Magnetic Resonance Imaging (MRI)-Guided Rectal Cancer Preservation Program

MRI-guided Rectal Cancer Preservation Program

The goal of this clinical trial is to learn if the use of MRI-guided irradiation increases the rates of rectal preservation

Study Overview

• Status: Not yet recruiting
• Conditions: Rectal Cancer
• Intervention / Treatment: Radiation: MR-Guided Irradiation

Detailed Description

HYPOTHESIS

The implementation of Magnetic Resonance Image Guided Radiotherapy (MRgRT) into a TNT Program renders improved TME-free rates due to the better visualization and online dose-adaptation of the Gross Tumor Volume (GTV).
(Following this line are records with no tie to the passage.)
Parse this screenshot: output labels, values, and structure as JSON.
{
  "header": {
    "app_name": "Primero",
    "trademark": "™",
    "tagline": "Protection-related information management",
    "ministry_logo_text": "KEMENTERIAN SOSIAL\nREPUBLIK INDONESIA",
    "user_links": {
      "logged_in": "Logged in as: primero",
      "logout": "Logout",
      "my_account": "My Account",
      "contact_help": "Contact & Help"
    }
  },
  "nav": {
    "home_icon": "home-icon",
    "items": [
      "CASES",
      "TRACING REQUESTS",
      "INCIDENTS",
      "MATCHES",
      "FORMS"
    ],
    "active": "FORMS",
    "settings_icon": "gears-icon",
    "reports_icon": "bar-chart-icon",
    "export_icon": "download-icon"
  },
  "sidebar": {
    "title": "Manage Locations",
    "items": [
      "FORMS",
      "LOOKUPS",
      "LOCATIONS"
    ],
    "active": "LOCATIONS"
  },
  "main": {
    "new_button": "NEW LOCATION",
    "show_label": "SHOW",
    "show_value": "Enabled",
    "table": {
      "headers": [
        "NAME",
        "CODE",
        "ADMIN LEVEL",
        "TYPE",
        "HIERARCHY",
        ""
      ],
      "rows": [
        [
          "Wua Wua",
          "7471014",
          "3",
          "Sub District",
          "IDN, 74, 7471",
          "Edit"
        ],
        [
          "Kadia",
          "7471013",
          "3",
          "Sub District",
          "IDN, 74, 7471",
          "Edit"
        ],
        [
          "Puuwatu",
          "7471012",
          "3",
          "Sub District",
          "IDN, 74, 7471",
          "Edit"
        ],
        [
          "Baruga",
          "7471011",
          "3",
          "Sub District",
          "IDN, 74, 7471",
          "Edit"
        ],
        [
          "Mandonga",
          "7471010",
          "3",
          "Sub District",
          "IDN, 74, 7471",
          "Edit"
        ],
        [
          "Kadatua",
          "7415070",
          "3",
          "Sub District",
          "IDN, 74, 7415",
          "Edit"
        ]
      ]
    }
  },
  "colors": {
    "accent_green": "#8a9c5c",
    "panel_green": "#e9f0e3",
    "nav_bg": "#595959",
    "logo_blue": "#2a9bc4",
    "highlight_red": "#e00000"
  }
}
Rationale In the radiation setting, MRI provides superior soft tissue contrast compared to standard onboard X-ray imaging improving inter- and intra- observer delineation variation. MRgRT offers the opportunity to adapt the plan at each fraction to the anatomical changes seen. This is especially important in rectal cancer where the rectum is subject to interfractional position changes, volume shrinkage and intrafractional shape and size variation due to the variability in rectal filling.

Primary Objectives

A. To achieve 3-year TME-free survival of 75% while keeping 3-year DFS rates of 75%.

B. To achieve a CTCAE v5 grade 2-3 proctitis of less than 10% and grade 2-3 rectal bleeding rate of <2% at 2 years.

C. To achieve a Wexner Continence score of at least 90% over baseline at 2 years.

Secondary Objectives

A. Determination of blood and urine biomarkers of treatment response and toxicity .

B. Determination of radiomics biomarkers of treatment response and toxicity . C. Determination of rectal functionality with the Wexner Continence Score.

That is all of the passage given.